Is this deployment using encryption at rest ?

1 Like

Yes, the database is using encryption at rest.
However, when reading this article:

It recommends to never do mongod --repair for replicaset. Is this correct?

Yes that is correct. If it is one member perform an initial sync.

What is being used for the file share ?

This is a MongoDB Enterprise feature available via an Enterprise supscription, this will come with some level of support from MongoDB best advice it to open a support ticket:

I am using Percona MongoDB Operator for deploying the MongoDB on Kubernetes cluster on Azure Kubernetes Service, so I think it would qualify as a MongoDB Enterprise deployment.

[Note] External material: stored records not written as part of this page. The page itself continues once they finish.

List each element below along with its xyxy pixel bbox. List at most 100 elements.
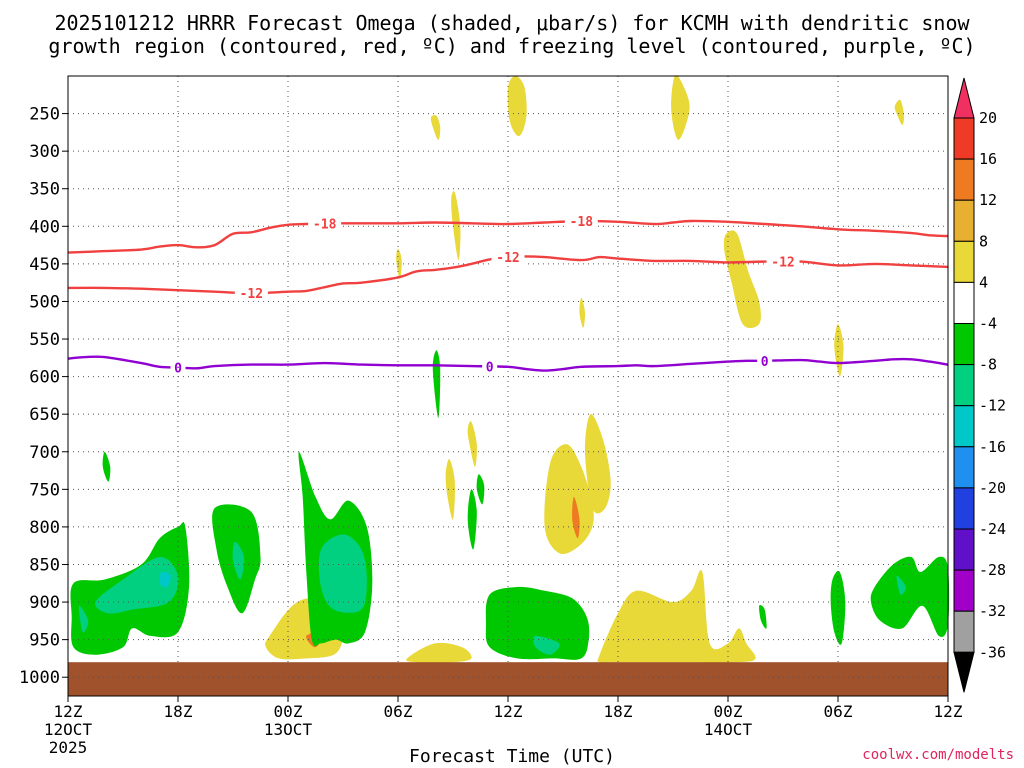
omega-neg-r — [159, 571, 171, 588]
omega-pos-low-a — [467, 421, 477, 467]
omega-neg-i — [759, 605, 767, 629]
colorbar-label: -36 — [979, 643, 1006, 661]
t-12-label: -12 — [496, 251, 519, 266]
x-year-label: 2025 — [49, 738, 88, 757]
y-tick-label: 1000 — [19, 668, 60, 688]
colorbar-label: 12 — [979, 191, 997, 209]
colorbar-segment — [953, 487, 975, 530]
x-tick-label: 06Z — [384, 702, 413, 721]
x-date-label: 12OCT — [44, 720, 93, 739]
x-date-label: 13OCT — [264, 720, 313, 739]
temperature-contours: -18 -18 -12 -12 -12 0 0 0 — [67, 213, 949, 377]
omega-shading-layer — [68, 75, 950, 696]
x-tick-label: 12Z — [494, 702, 523, 721]
y-tick-label: 950 — [29, 631, 60, 651]
colorbar: 20 16 12 8 4 -4 -8 -12 -16 -20 -24 -28 -32 -36 — [953, 77, 1006, 693]
colorbar-label: -16 — [979, 438, 1006, 456]
x-tick-label: 00Z — [274, 702, 303, 721]
colorbar-segment — [953, 405, 975, 448]
omega-neg-m — [232, 541, 245, 580]
gridlines — [67, 76, 949, 678]
colorbar-segment — [953, 117, 975, 160]
y-tick-label: 600 — [29, 368, 60, 388]
colorbar-segment — [953, 199, 975, 242]
omega-neg-h — [485, 586, 590, 660]
omega-neg-q — [896, 575, 906, 595]
y-tick-label: 500 — [29, 292, 60, 312]
x-axis-label: Forecast Time (UTC) — [409, 746, 615, 767]
colorbar-segment — [953, 240, 975, 283]
y-tick-label: 450 — [29, 255, 60, 275]
colorbar-label: 20 — [979, 109, 997, 127]
x-tick-label: 12Z — [934, 702, 963, 721]
omega-neg-n — [318, 534, 367, 613]
t0-line — [67, 355, 949, 372]
omega-pos-mid-b — [723, 230, 761, 329]
omega-neg-p — [533, 635, 560, 655]
omega-pos-upper-a — [507, 76, 527, 137]
t0-label: 0 — [486, 360, 494, 375]
t-18-label: -18 — [570, 215, 594, 230]
omega-neg-k — [870, 556, 950, 638]
t-18-line — [67, 219, 949, 254]
y-tick-label: 550 — [29, 330, 60, 350]
x-tick-label: 18Z — [604, 702, 633, 721]
y-tick-label: 650 — [29, 405, 60, 425]
y-tick-label: 750 — [29, 480, 60, 500]
x-tick-label: 12Z — [54, 702, 83, 721]
omega-pos-sfc-c — [597, 569, 756, 663]
omega-neg-f — [467, 489, 477, 550]
credit-link[interactable]: coolwx.com/modelts — [862, 747, 1014, 763]
colorbar-label: -8 — [979, 356, 997, 374]
t-18-label-bg — [308, 215, 342, 232]
colorbar-label: 8 — [979, 232, 988, 250]
t0-label: 0 — [174, 362, 182, 377]
t0-label: 0 — [761, 355, 769, 370]
omega-pos-low-d — [445, 459, 455, 520]
y-tick-label: 700 — [29, 443, 60, 463]
x-tick-label: 06Z — [824, 702, 853, 721]
colorbar-label: -32 — [979, 602, 1006, 620]
t-12-label-bg — [491, 249, 525, 266]
colorbar-segment — [953, 323, 975, 366]
omega-pos-pt-b — [579, 297, 586, 328]
y-tick-label: 800 — [29, 518, 60, 538]
t0-label-bg — [757, 352, 773, 369]
colorbar-label: 16 — [979, 150, 997, 168]
colorbar-segment — [953, 158, 975, 201]
colorbar-top-arrow — [953, 77, 975, 119]
omega-neg-j — [830, 570, 846, 645]
t-18-label-bg — [564, 213, 598, 230]
y-tick-label: 900 — [29, 593, 60, 613]
colorbar-segment — [953, 446, 975, 489]
omega-pos-upper-c — [430, 115, 441, 140]
colorbar-label: -28 — [979, 561, 1006, 579]
omega-pos-sfc-b — [406, 642, 472, 663]
colorbar-label: -24 — [979, 520, 1006, 538]
y-tick-label: 350 — [29, 180, 60, 200]
omega-neg-a — [102, 451, 111, 482]
y-tick-label: 400 — [29, 217, 60, 237]
omega-pos-mid-a — [451, 191, 461, 261]
colorbar-bottom-arrow — [953, 651, 975, 693]
omega-neg-o — [78, 605, 89, 633]
omega-pos-upper-b — [671, 75, 690, 140]
y-tick-label: 250 — [29, 105, 60, 125]
colorbar-label: -4 — [979, 315, 997, 333]
colorbar-label: -20 — [979, 479, 1006, 497]
colorbar-segment — [953, 610, 975, 653]
omega-pos-upper-d — [894, 99, 905, 125]
t-12-label: -12 — [771, 256, 794, 271]
y-tick-label: 300 — [29, 142, 60, 162]
colorbar-label: -12 — [979, 397, 1006, 415]
chart-title-line1: 2025101212 HRRR Forecast Omega (shaded, … — [54, 11, 970, 35]
chart-title-line2: growth region (contoured, red, ºC) and f… — [48, 34, 976, 58]
omega-neg-g — [476, 474, 485, 505]
x-tick-label: 00Z — [714, 702, 743, 721]
omega-pos-low-c — [544, 444, 594, 555]
t0-label-bg — [482, 358, 498, 375]
colorbar-segment — [953, 364, 975, 407]
x-date-label: 14OCT — [704, 720, 753, 739]
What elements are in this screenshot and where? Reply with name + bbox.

Azure Storage is used for the File Share.

Okay good information.

Percona is the best to give advice on their tooling and mongodb server. This will likely be using their version of MongoDB.

Best to check on the Percona forums.

For MongoDB server on Azure Premium storage is recommended anything other than Azure managed disk is not likley to work. As this is Precona MongoDB Server best to check Percona’s documentation and support forums.